When the Ricoh GR was first announced, it ticked all the boxes for me. Just fractionally larger in size than a Ricoh GRD III but with a 16.2Mp APS-C CMOS sensor with no low-pass filter and a 28mm equivalent f/2.8 lens that is already being hailed as a classic, why wouldn’t it? I placed a pre-order at the beginning of May with B&H and hoped that it would arrive before I left for the UK. Sadly, time ran out and I had to cancel my order.

Availability on this side of the Atlantic is also scare. I have checked several UK Ricoh dealers online, some make no mention of the camera, while others have it listed as a pre-order.

The dilemma I face is whether to put in a pre-order. My financial situation following my recent divorce is healthy in the short term but starting a new life in the UK is going to draw heavily on my limited resources. I need to find an apartment and then furnish it. I don’t have a stick of furniture to my name, not even a knife, fork or spoon.

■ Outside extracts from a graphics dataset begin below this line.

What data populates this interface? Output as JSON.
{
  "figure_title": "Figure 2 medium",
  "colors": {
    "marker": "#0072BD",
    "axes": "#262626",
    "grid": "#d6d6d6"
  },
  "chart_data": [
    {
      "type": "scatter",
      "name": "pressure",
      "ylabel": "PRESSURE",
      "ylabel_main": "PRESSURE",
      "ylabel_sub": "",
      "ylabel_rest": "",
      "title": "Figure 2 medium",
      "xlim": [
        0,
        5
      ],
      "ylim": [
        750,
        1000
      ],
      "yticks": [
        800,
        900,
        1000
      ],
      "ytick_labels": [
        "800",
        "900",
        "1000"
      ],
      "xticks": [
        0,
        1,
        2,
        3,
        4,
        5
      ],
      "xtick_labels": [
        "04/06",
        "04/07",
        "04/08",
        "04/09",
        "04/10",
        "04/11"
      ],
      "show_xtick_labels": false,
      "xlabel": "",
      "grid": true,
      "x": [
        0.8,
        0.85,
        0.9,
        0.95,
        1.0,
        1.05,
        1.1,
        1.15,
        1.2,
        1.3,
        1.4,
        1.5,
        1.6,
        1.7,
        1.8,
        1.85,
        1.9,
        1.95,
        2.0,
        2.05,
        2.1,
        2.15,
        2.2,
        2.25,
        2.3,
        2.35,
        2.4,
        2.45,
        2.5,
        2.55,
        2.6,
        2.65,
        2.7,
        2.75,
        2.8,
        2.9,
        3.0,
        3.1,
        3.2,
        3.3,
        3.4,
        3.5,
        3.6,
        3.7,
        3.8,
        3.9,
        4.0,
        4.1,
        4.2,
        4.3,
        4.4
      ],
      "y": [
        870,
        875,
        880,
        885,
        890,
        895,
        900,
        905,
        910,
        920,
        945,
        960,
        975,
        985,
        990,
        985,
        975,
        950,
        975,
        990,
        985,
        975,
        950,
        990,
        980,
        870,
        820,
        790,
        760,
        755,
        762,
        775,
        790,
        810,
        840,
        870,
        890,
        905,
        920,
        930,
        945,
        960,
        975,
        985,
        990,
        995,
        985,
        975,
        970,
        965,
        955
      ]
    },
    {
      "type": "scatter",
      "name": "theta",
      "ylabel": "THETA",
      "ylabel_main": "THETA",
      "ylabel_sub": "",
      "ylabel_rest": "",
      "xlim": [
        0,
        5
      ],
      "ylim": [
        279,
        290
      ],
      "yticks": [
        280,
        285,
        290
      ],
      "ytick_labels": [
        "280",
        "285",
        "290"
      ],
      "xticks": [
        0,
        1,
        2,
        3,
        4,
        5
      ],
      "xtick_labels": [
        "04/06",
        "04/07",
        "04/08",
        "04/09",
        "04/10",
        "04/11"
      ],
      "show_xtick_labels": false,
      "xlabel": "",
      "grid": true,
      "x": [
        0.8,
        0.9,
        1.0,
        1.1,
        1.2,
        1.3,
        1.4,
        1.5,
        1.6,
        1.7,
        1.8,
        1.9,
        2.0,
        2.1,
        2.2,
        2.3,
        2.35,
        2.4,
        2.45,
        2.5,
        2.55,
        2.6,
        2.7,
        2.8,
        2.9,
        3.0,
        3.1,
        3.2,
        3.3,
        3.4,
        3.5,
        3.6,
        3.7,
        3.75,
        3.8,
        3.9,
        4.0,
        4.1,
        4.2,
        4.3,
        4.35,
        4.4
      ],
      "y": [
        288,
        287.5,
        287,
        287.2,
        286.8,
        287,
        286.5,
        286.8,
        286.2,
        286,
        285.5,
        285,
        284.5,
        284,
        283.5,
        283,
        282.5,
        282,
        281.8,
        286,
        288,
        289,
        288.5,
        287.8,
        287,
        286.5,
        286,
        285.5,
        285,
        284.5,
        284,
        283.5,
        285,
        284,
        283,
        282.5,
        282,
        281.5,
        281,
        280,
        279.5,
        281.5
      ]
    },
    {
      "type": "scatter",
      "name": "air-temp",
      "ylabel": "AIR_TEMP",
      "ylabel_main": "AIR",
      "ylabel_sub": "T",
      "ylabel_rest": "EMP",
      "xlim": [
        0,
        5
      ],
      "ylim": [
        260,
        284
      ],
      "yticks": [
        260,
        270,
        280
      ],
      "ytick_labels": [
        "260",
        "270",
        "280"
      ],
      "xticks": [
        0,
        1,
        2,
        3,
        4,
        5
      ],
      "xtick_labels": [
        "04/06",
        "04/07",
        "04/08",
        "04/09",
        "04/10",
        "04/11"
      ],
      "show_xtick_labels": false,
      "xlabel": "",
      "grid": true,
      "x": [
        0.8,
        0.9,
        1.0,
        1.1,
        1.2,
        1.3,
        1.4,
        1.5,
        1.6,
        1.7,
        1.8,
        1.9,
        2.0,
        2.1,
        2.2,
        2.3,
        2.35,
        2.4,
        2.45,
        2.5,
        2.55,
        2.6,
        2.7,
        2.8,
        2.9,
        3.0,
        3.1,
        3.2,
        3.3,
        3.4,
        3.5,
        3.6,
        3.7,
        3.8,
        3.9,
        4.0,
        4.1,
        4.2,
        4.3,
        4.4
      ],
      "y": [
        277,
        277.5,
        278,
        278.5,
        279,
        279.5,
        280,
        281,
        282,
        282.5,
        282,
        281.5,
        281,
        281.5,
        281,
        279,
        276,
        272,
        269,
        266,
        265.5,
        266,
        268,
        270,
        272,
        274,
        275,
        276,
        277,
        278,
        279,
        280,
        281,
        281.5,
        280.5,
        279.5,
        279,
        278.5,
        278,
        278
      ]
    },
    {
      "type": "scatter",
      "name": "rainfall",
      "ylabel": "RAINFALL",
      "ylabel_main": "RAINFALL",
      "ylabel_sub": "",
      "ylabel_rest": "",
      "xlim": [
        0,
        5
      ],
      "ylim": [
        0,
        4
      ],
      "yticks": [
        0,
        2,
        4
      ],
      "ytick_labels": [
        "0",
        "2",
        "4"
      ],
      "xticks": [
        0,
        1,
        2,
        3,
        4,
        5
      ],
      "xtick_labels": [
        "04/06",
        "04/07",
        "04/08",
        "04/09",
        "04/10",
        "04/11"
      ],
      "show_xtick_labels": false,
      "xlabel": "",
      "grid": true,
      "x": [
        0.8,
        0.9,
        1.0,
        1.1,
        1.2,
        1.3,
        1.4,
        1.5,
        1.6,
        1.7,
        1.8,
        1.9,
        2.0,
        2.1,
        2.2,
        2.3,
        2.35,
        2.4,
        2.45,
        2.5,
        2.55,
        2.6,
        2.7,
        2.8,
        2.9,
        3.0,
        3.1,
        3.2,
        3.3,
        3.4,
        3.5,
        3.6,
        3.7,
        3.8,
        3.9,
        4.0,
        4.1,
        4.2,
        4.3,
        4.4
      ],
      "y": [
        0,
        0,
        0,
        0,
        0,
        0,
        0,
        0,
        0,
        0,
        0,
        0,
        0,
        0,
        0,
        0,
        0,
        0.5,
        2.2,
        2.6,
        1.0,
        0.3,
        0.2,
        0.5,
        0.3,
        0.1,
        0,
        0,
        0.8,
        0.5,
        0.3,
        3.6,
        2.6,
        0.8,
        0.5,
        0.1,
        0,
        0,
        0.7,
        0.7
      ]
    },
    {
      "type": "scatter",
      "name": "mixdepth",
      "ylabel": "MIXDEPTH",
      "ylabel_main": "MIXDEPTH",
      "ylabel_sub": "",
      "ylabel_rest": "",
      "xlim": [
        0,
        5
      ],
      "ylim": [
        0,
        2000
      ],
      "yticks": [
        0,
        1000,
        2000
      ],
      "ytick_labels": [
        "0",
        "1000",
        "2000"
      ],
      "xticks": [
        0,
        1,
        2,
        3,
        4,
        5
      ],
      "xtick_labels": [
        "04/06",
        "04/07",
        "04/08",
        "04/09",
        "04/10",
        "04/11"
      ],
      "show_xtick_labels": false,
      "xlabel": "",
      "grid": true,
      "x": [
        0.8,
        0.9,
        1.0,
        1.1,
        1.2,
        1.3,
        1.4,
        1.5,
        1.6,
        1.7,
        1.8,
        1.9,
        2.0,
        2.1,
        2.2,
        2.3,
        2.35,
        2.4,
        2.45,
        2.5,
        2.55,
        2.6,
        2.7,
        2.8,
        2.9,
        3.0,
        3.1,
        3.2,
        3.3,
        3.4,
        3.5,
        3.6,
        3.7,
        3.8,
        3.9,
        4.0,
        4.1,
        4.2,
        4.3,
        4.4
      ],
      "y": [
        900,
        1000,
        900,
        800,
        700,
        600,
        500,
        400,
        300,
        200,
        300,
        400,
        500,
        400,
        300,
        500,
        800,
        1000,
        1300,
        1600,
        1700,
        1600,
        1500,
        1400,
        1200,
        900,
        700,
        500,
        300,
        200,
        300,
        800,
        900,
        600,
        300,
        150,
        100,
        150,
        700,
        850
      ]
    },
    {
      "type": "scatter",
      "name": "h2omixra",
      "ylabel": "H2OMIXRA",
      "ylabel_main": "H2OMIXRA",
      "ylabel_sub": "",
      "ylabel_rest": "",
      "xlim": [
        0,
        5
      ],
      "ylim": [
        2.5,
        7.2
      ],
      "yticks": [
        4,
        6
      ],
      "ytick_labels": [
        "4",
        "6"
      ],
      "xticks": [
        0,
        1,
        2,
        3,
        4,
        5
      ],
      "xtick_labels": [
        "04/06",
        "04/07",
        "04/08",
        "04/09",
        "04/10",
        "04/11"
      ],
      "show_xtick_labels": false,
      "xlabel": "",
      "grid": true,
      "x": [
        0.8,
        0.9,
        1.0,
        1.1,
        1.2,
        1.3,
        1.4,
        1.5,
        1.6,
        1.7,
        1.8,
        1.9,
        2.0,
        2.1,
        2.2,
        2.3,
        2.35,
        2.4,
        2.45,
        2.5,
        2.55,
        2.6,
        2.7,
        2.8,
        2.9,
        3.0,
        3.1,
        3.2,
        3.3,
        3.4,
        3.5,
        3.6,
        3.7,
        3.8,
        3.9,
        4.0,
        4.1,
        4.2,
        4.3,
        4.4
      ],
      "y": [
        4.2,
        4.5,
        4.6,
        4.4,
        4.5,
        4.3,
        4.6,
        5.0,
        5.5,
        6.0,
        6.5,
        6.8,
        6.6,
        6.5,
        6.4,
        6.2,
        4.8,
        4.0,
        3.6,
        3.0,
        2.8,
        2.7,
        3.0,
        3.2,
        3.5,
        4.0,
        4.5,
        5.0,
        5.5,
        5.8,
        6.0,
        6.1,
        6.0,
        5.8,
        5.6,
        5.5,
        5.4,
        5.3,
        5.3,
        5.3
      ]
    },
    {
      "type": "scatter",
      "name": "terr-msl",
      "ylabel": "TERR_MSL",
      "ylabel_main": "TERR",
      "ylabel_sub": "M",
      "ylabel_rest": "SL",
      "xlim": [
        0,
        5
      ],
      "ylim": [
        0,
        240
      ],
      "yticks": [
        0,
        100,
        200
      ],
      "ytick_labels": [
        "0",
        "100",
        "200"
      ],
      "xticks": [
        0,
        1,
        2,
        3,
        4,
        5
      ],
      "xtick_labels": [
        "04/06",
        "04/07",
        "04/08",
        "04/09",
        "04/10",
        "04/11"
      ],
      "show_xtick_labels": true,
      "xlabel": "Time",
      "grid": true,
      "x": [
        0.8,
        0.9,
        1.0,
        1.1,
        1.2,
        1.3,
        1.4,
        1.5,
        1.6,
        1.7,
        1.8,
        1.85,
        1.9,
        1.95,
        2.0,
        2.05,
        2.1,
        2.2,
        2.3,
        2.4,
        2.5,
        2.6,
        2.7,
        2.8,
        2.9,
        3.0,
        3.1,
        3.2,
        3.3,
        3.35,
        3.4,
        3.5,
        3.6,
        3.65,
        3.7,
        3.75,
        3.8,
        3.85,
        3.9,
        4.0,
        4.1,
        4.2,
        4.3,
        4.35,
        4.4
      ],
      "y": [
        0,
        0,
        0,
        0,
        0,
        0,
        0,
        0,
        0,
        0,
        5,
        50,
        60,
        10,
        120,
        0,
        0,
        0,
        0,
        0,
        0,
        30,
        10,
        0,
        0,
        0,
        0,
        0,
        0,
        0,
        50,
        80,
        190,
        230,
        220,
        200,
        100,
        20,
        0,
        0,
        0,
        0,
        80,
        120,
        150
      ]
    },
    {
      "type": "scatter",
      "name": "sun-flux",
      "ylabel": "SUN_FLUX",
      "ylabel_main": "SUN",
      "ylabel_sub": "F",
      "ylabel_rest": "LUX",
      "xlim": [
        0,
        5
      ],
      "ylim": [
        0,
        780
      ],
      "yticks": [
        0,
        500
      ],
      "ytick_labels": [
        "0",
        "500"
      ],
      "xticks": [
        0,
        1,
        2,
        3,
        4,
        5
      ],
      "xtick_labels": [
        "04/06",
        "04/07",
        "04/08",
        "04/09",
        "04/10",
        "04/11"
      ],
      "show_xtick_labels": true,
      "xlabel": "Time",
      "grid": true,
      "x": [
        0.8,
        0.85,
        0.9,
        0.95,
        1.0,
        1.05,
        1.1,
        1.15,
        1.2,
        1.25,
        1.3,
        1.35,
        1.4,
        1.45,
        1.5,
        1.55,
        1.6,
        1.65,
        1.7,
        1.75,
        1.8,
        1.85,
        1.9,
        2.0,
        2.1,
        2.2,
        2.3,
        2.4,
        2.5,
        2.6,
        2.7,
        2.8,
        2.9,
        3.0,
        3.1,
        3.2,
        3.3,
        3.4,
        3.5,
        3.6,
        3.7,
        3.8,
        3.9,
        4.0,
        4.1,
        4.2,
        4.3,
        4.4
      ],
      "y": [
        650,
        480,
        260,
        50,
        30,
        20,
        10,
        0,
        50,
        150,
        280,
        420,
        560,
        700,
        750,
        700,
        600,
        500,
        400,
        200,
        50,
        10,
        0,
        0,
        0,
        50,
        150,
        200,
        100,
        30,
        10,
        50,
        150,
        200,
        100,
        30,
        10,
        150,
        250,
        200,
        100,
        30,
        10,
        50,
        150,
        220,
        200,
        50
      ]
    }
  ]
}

I also don’t have any income, although that situation could and, hopefully, will change in the future. I would like to think that I could possibly find employment that draws on my expertise and experience but my age could work against me.

Ricoh GRD III. ©Calvin Palmer 2013. All Rights Reserved.

Ricoh GRD III. ©Calvin Palmer 2013. All Rights Reserved.

I have also discovered that former work colleagues, you know who you are you bastards, have also disowned me and won’t even give me the courtesy of a reply to my emails. As a consequence, my network is not all that I thought it was. Fortunately, some people have a more kindly disposition, strangely enough those who have gone on to higher and better things than those individuals who refuse to acknowledge me could ever dream about, and have agreed to give me a reference should the need arise. People are strange. I guess it takes adversity to remind us all of that fact.

So will the purchase of a Ricoh GR give me a much needed psychological boost or will it be a purchase that I may well regret six months from now if the money runs out and I have to throw myself at the mercy of the state?

I wonder whether I should post this piece on the Leica forum? I would be sure to get a sympathetic ear from Leica owners, don’t you think? The cost of one of the cheaper Leica lenses would keep my head above water for three or four months.

Ricoh GRD III. ©Calvin Palmer 2013. All Rights Reserved.

Ricoh GRD III. ©Calvin Palmer 2013. All Rights Reserved.

It’s a tough call knowing what to do. In the meantime, my Ricoh GRD III continues to give me excellent service, as the photographs above show, which makes the purchase of the Ricoh GR all the more appealing. Also one UK dealer is throwing in a free Ricoh GC-5 leather case, which makes the camera even more tempting.